FULL RECOMMENDATION
INDUSTRIAL RELATIONS ACTS, 1946 TO 1990 SECTION 20(1), INDUSTRIAL RELATIONS ACT, 1969 PARTIES : HSE - AND - A WORKER (REPRESENTED BY IRISH MUNICIPAL, PUBLIC AND CIVIL TRADE UNION) DIVISION : Chairman: Ms Jenkinson Employer Member: Ms Cryan Worker Member: Ms Tanham |
1. Regularisation with full incremental credit
BACKGROUND:
2. This case concerns a dispute between the HSE and IMPACT in relation to a worker who is seeking to be regularised in a Grade VIII position and the retrospective application of incremental credit for the period she spent acting up into that grade. The Union contends that its claim is reasonable on the basis of the inordinate length of time that the worker has acted up into the position without the appropriate recognition.
Management's position is that the regularisation will take place but on a cost neutral basis as agreed under the Public Service Stability Agreement (2013-2016). Management further contends that it cannot deviate from the terms of that Agreement in relation to retrospective incremental credit for the period spent acting up.
On the 22nd November 2013 the worker referred the matter to the Labour Court in accordance with Section 20(1) of the Industrial Relations Act, 1969 and agreed to be bound by the Court's Recommendation. A Labour Court hearing took place on the 22nd January 2014.
UNION'S ARGUMENT:
3 1 The worker has been acting up into a Grade VIII position since 2005. She has been in receipt of an acting up allowance but has never been paid the appropriate incremental credit or been regularised in the post. The Union acknowledges the cost neutral regularisation but is seeking that the worker receive retrospective application of incremental credit for the time spent acting up.
MANAGEMENT'S ARGUMENTS:
4 1 An agreement has been concluded which will regularise the worker into the Grade VIII position. The agreement does not provide for the retrospective application of incremental credit for the period of acting up. Management cannot deviate from the terms of the agreement and therefore is not in a position to concede the Union's claim.
RECOMMENDATION:
The matter before the Court was brought under Section 20(1) of the Industrial Relations Act, 1969 and concerns a claim for regularisation and incremental credit for the Claimant who has been acting up in a Grade VIII position since May 2005.
The Court accepts that the Claimant’s situation is anomalous in that she has been acting up for an inordinate time in a very senior position for which there is a clear permanent requirement.

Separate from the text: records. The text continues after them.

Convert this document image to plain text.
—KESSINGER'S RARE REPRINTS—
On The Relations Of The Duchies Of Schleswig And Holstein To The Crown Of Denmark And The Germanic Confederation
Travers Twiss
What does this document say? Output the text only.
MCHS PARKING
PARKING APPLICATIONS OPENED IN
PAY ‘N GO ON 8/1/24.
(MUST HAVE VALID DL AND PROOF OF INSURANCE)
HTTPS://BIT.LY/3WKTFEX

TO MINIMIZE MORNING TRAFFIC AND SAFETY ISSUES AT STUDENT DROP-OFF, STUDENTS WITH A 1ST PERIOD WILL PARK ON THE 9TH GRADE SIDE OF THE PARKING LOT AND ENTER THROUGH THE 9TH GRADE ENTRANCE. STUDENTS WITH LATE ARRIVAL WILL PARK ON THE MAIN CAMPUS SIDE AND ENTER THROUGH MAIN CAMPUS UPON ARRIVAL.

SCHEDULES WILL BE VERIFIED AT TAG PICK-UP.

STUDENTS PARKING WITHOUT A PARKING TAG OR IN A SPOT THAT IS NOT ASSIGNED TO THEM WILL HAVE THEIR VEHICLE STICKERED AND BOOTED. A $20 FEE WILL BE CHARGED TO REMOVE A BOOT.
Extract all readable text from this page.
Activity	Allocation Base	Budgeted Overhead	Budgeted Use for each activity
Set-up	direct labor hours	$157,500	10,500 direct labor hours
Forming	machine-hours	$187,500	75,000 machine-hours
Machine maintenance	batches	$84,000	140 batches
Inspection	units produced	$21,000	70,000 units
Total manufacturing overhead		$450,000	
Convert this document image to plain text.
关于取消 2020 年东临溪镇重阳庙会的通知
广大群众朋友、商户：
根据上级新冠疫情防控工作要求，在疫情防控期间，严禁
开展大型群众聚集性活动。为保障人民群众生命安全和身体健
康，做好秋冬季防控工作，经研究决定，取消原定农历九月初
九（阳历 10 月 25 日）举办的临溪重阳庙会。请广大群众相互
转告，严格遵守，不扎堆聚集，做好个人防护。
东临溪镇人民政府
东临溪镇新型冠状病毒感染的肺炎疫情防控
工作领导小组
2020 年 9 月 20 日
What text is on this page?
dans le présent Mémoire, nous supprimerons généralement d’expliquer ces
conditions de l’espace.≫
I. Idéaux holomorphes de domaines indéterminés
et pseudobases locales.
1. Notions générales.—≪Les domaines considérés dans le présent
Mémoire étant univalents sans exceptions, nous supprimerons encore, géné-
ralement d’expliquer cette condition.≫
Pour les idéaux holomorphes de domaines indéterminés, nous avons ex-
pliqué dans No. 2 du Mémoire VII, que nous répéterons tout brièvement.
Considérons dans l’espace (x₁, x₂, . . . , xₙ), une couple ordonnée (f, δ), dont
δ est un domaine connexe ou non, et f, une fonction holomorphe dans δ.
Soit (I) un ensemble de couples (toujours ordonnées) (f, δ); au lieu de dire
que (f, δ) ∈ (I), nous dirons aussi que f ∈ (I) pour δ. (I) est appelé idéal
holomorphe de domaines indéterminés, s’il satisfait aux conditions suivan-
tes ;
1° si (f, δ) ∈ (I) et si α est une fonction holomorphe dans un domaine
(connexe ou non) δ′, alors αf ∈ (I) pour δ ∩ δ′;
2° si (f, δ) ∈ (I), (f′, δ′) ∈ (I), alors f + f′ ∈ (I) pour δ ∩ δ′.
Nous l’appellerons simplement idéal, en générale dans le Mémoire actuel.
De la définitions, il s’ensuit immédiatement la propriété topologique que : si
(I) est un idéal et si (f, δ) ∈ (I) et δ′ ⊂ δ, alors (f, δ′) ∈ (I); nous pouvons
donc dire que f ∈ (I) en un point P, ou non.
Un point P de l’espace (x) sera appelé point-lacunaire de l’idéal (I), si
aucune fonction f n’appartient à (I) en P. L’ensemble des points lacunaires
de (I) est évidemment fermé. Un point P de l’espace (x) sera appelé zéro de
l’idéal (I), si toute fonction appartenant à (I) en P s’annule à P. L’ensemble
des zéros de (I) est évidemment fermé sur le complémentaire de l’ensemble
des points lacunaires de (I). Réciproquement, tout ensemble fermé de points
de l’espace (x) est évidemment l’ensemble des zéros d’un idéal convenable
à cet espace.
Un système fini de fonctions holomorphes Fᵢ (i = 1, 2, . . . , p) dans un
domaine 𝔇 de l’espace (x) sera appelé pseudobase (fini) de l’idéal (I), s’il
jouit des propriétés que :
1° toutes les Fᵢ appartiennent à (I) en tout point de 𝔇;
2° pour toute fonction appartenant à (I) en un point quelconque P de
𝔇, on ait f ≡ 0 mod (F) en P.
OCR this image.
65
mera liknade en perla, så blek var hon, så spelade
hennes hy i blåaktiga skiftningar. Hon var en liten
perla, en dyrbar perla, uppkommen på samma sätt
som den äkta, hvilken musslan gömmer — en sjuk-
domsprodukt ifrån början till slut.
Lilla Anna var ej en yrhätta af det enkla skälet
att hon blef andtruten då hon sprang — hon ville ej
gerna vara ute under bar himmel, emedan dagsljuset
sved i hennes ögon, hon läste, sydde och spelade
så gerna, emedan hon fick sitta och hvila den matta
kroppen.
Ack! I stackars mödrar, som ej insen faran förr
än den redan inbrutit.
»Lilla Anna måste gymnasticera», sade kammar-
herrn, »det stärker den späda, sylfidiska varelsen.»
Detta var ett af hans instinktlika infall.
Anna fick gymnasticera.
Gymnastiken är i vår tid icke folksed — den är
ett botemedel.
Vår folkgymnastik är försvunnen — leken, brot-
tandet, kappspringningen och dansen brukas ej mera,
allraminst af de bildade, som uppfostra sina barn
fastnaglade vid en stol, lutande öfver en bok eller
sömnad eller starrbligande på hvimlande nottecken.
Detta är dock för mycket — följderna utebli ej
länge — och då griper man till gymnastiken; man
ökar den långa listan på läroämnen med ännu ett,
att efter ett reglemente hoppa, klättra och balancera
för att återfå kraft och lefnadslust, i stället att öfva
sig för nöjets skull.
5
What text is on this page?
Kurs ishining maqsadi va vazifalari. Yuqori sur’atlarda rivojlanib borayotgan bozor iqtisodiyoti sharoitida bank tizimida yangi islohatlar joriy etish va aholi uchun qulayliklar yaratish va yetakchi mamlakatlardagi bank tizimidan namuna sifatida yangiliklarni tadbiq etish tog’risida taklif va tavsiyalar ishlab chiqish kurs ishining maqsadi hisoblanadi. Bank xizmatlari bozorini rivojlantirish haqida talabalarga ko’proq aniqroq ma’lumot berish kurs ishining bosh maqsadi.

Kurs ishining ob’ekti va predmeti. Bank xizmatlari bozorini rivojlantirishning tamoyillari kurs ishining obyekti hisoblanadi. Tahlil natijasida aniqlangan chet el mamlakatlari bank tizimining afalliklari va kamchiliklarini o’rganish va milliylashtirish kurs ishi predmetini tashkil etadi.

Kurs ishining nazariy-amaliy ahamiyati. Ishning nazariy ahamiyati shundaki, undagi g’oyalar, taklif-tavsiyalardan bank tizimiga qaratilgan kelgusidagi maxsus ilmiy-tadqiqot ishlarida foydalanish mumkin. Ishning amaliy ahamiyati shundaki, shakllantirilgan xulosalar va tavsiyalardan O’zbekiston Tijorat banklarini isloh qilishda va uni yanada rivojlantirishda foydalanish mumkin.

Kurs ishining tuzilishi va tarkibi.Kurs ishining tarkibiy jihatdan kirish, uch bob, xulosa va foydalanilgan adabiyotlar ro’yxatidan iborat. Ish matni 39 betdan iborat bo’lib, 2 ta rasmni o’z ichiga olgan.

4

This Court has previously expressed the view that the HSE has not been wholly consistent in the manner in which it has allowed or refused incremental credit on appointment to permanent posts and now wishes to reiterate that view. Inconsistencies of this nature, unless they are transparently justifiable, undermine management’s credibility on these issues and bring the entire process into disrepute.
The HSE has now confirmed that in line with the agreement reached under the Public Service Stability Agreement (2013-2016) otherwise known as the “Haddington Road Agreement” the Claimant will be regularised as a permanent Grade VIII postholder with the appropriate salary scale with effect from 1stOctober 2013. However, IMPACT on behalf of the Claimant has sought recognition of incremental credit for the years spent acting up in the grade.
The Court notes that the Claimant’s position is encompassed by the Haddington Road Agreement. This agreement provided that regularisation will take effect on a cost neutral basis. IMPACT as a party to that agreement is bound by its terms and accordingly the Court has no option but to recommend that the Union’s claim cannot be conceded.
However, the Court is strongly of the view that the inconsistent practices regarding the application of incremental credit which were alluded to in this case should form the basis of discussions between the parties with a view to agreeing a mechanism to address the situation and to ensure that such practices cease, with immediate effect.
Finally, the Court is of the view that the HSE should adhere to its well established procedure for resolving disputes and therefore such matters as encompassed by this dispute should not come before the Court under Section 20 (1) of the Industrial Relations Act, 1969.
The Court so recommends.
Signed on behalf of the Labour Court
Caroline Jenkinson
24th March 2014______________________
AHDeputy Chairman
NOTE
Enquiries concerning this Recommendation should be addressed to Andrew Heavey, Court Secretary.